Sunday, June 27, 2010

Market Scenes: Focusing on Wellness and Thanking Sen. Hagan

Saturday marked the official start of the market's ability to offer those who receive Food & Nutrition Services benefits the opportunity to shop for local, healthy foods with their EBT cards. WWFM is the ONLY farmers' market in Wake County currently accepting EBT, debit and credit cards through the 21st Century Farmers Market Program!

We celebrated the start of this program with Nutrition & Wellness Day, featuring wellness screenings from WakeMed, plenty of nutrition and health education from Wake County Human Services, and Linda Watson of Cook for Good. We thank all of them for braving the heat to share their expertise with market shoppers!

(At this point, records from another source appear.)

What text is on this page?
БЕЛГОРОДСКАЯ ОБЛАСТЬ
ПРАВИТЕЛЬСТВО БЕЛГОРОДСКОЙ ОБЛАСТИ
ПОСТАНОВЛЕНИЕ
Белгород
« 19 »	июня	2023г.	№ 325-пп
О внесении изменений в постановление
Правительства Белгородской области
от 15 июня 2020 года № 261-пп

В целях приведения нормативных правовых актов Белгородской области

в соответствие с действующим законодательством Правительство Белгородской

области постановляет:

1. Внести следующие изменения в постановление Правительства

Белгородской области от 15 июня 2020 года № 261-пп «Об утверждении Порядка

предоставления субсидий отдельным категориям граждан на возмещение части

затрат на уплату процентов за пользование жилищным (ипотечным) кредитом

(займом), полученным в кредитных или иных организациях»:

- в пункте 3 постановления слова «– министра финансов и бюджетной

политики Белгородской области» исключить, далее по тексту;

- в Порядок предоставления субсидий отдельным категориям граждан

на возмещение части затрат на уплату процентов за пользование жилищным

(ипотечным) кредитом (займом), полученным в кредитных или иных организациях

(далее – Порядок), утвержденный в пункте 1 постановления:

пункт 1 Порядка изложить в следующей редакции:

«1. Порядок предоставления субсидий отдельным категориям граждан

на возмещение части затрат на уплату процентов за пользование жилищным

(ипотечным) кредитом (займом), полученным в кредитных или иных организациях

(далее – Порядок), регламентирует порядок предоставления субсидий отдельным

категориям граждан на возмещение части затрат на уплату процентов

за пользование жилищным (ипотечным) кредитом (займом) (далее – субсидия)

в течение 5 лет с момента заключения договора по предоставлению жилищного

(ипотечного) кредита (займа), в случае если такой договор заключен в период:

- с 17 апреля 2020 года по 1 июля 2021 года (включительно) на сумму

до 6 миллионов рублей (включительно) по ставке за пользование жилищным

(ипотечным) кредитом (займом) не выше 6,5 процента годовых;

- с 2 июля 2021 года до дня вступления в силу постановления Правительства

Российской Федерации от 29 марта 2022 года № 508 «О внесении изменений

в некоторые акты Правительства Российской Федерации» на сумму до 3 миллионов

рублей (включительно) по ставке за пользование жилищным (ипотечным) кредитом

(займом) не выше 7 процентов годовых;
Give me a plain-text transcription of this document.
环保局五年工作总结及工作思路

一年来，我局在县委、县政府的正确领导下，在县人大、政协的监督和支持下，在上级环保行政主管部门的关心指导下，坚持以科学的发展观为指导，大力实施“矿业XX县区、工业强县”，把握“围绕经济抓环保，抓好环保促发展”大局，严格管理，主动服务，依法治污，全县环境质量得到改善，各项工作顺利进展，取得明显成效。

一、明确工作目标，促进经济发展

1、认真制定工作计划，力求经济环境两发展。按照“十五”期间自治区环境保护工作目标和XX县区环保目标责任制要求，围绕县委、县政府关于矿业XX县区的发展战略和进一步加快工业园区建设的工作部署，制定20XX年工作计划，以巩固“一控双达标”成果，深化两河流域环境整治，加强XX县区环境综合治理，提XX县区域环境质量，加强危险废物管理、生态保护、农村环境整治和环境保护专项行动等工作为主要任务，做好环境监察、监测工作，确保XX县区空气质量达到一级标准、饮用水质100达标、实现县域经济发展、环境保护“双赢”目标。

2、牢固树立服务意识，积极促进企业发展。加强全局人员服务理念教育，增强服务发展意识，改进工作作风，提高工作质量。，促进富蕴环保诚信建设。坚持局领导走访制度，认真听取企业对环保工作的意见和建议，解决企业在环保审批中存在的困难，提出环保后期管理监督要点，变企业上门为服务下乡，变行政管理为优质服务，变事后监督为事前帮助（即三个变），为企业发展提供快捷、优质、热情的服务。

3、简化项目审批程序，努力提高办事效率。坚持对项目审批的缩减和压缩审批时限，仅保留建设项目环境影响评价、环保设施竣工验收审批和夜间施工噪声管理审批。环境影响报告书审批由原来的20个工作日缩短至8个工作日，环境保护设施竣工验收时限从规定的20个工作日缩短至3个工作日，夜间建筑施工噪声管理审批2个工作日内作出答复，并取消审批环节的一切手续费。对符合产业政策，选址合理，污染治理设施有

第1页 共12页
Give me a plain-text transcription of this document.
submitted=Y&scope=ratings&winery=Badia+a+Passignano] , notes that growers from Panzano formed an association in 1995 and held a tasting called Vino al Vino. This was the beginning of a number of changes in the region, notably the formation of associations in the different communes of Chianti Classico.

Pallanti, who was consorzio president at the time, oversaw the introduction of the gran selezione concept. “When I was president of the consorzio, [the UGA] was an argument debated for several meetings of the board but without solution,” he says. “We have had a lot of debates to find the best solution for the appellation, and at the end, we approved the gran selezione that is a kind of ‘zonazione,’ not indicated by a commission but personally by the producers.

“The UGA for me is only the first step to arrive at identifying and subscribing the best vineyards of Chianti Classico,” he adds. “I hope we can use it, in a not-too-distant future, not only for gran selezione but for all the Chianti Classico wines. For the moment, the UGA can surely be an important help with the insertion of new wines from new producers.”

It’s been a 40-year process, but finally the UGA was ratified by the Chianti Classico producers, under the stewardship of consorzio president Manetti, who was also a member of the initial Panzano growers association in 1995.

EBT shoppers can take advantage of our Market Match incentive program while funding lasts--they can get $10 worth of free food when they swipe their EBT cards for up to $10. So $20 of local food for just $10! We thank the John Rex Endowment for its generosity in making this match possible and invite care-givers and service-providers in the community to help us spread the word about the program and the Market Match.

From DC to NC: Sen. Hagan Supports Local Farmers

WWFM President Juliann Zoetmulder also shared letters thanking Sen. Kay Hagan for her co-sponsorship of amendments to food safety legislation that would help protect local farmers. Lee Slade, a representative of Hagan’s Raleigh office, accepted the letters signed by more than 400 shoppers and vendors at WWFM and other area markets, toured the farmers’ market and visited with several of the farmers there to learn first-hand why amendments to S. 510, the Food Safety Modernization Act, are so vital to North Carolina. The amendments seek to protect small farmers from being treated the same as large, industrial farming operations. In the photo are Zoetmulder, Slade (center) and Kevin Gordon, a market volunteer who coordinated the signatures and Slade's visit to the market.

Protecting such farmers is also key to keeping thriving farmers’ markets across the state open, as they meet a growing demand among consumers for access to local, healthy foods from farmers they know and trust.